Except I haven't been in the pool, either. It feels cold when you first get in. I know "it's fine when you get used to it" but I do not want to get into water and feel cold and have to get used to it.

Here is the question:
I made it through the swim with nothing worse than a little seasickness, a little puking, a little "Thank God that's over," a little "I would never have believed I could swim in that." But I do not want to swim now.

I got through the bike with nothing worse than a sore bottom which resolved as soon as I got off the bike. But I don't want to bike now.

The run, though.... it was on the run that I was freezing, and exhausted, and lonely, and worried about Nancy, who hadn't looked good at the half and said she might not make it, and in fact (wisely) called it a day. It was on the run that I sought medical aid in case I was dying or something. It was on the run that I considered bailing at every single aid station. It was on the run that I hugged every single heat-projecting floodlight, losing probably half an hour in time overall. It was on the run that I walked (if you can even call it walking) the last 9 miles not sure I could keep putting one foot in front of the other.
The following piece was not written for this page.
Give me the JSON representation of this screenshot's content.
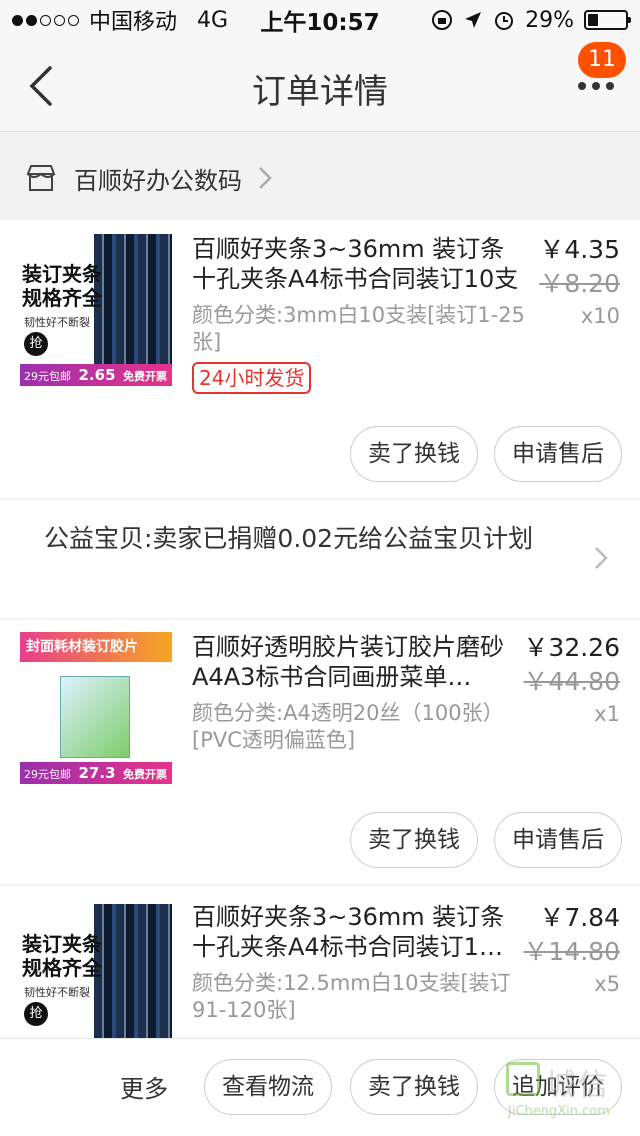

Why, then, am I now averse to swimming and biking, have no triathlon plans, and won't even eat ice cream, but am gung-ho for running, planning on speedwork to get me to Boston, am injured because of same, and chafing at the bit because I can't run?
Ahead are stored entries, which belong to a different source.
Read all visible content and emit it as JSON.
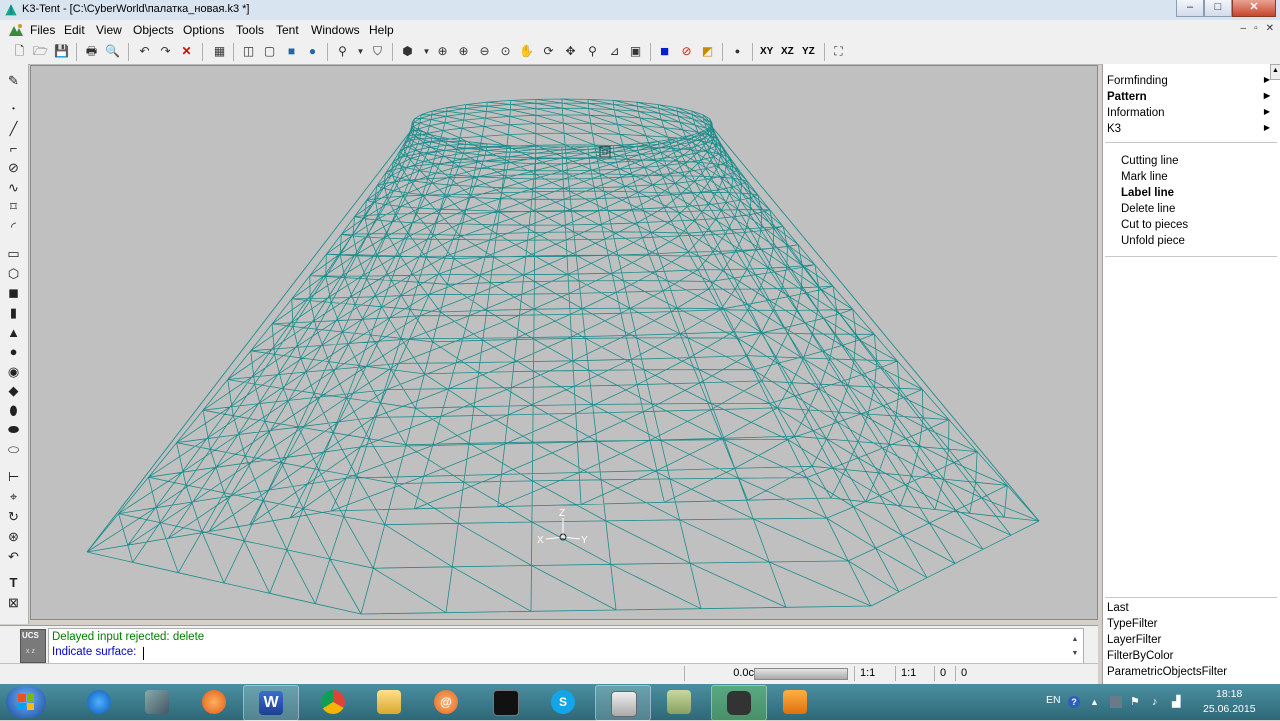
{
  "window": {
    "title": "K3-Tent - [C:\\CyberWorld\\палатка_новая.k3 *]",
    "minimize": "–",
    "maximize": "□",
    "close": "✕"
  },
  "menu": [
    "Files",
    "Edit",
    "View",
    "Objects",
    "Options",
    "Tools",
    "Tent",
    "Windows",
    "Help"
  ],
  "mdi_buttons": [
    "–",
    "▫",
    "✕"
  ],
  "toolbar_axis_labels": [
    "XY",
    "XZ",
    "YZ"
  ],
  "right_panel": {
    "menus": [
      {
        "label": "Formfinding",
        "bold": false
      },
      {
        "label": "Pattern",
        "bold": true
      },
      {
        "label": "Information",
        "bold": false
      },
      {
        "label": "K3",
        "bold": false
      }
    ],
    "arrow": "▶",
    "pattern_items": [
      {
        "label": "Cutting line",
        "bold": false
      },
      {
        "label": "Mark line",
        "bold": false
      },
      {
        "label": "Label line",
        "bold": true
      },
      {
        "label": "Delete line",
        "bold": false
      },
      {
        "label": "Cut to pieces",
        "bold": false
      },
      {
        "label": "Unfold piece",
        "bold": false
      }
    ],
    "filters": [
      "Last",
      "TypeFilter",
      "LayerFilter",
      "FilterByColor",
      "ParametricObjectsFilter"
    ]
  },
  "command": {
    "ucs_label": "UCS",
    "ucs_axes": "x z",
    "line1": "Delayed input rejected: delete",
    "line2": "Indicate surface:",
    "line1_color": "#008000",
    "line2_color": "#0000cc"
  },
  "status": {
    "value": "0.0c",
    "scale1": "1:1",
    "scale2": "1:1",
    "n1": "0",
    "n2": "0"
  },
  "viewport": {
    "axis_labels": {
      "z": "Z",
      "x": "X",
      "y": "Y"
    },
    "mesh_color": "#1e8c8c"
  },
  "taskbar": {
    "lang": "EN",
    "time": "18:18",
    "date": "25.06.2015",
    "help": "?"
  }
}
I love my purple heart plant. It grows. It gives me hope. It gives me inspiration. It's alive. I am, too.


Karen C in Calgary said...

Because running...
was your first love?
is where your heart is?
is where you found courage for the rest?

MUT said...

Keep moving on. You will be able to make your dreams happen. You have inspired me and others I'm sure. get weel and get training.

Vickie said...

You are probably burned out on the triathlon thing. I can't ever see myself doing more than one IM, but I hope if I do get that far I want to continue to do short races after. That's really where the fun is anyway. So give yourself a chance to get the Boston thing accomplished, and then make decisions. No hurry before then.

From Here to There said...

Ellie, I haven't a clue why you are gravitating towards running over the other two. Maybe you want to conquer your worst memory first?